- Interactive map of Veternica
- Location: Zagreb
- Coordinates: 45°50′45″N 15°52′07″E﻿ / ﻿45.845957°N 15.868496°E
- Depth: 45 metres (148 ft)
- Length: 70 metres (0.043 mi)
- Elevation: 417 metres (1,368 ft)
- Discovery: 1971
- Geology: Karst cave
- Entrances: 1
- Cadastral code: HR01426

= Velebitaška jama =

Cave on Mount Medvednica

Velebitaška jama, also known as Batinova jama or Jama na Jazbinjaku, is the deepest pit cave and second deepest cave on the Medvednica massif behind Veternica, at 45 m, at one point the deepest. It is located in an area with many pit caves, but is one of the largest among these, with a complex horizontal and vertical morphology that brings the total length of the cave to 95 m. It has been described as the "most significant" pit cave on its massif. The cave is under special protection, and is closed to the public.

==Description==

The entrance to the cave is at 417 m above sea level, and its deepest point at 372 m above sea level. The entrance is narrow, at only 1×1 m, widening after 4 m, dropping 12 m to a ledge and then 30 m to the bottom of the entrance chamber.

The entrance chamber has branches and bones at the base.

From the base of the main chamber there are a number of narrow, difficult to pass vertical canals leading to a horizontal canal with a stream flowing southwest. But two crevice systems are found in the cave: one 20-200° followed by the stream angled gently to the northwest, and one 140-320° nearly vertical.

The canal with the stream very narrow and only 30–50 cm high, and has been explored to a total length of 51 m. Further exploration is not possible without alteration because the height lowers to 10 cm. The water from this canal likely flows into the Velebitaški kanal within Veternica.

==History==

The entrance was discovered in 1971, but although airflow was noted, the entrance was too small, with most of it plugged by rocks with a layer of soil above.

The cave was explored on 5 March 1973 when the layer of soil and stones was removed, and continued on 11 March by the Speleološki klub "Željezničar", mapped by Marijan Čepelak, and again but with a 3D point cloud by a team from the Faculty of Science at the University of Zagreb in 2019–2020.

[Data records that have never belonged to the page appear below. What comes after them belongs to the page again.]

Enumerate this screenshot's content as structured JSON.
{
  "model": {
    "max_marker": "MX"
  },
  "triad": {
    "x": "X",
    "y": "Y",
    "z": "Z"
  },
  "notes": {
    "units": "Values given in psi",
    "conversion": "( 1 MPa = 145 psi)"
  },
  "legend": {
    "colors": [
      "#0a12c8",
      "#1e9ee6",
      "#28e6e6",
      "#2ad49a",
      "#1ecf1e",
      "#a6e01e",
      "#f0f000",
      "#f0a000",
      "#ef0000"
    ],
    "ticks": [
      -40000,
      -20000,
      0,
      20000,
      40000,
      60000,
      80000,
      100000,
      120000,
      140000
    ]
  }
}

In order to combat hypothermia, wooden planks were used during the exploration of the stream, marking the first use of that technique in Yugoslavia.

The Croatian Mountain Rescue Service once used the cave for rescue training, equipping it with many double anchors. Since then, it has been used to train new cavers, as well as for recreational caving by cavers from Zagreb.

Further exploration was carried out in September 2018 but the results remain unpublished.

==Climatology==

The average temperature in the cave is 10.1 C, with a relative humidity of 95%. No measurable airflow has been detected.

The maximum radon concentration is about 4000 Bq/m^{3} and likely even higher in the summer, due to poor ventilation. This concentration is over the danger threshold for longer visits.

==Geology==

Velebitaška jama formed in Upper Tortonian layers of organogenic and bioclastic limestone, sandstone, and lime and clay marlstone.

It formed away from fault lines.

The cave is covered in places with speleothems and layers of mud in the hydrologically active parts, but is not as decorated as some other nearby caves. There are both stalactites and stalagmites.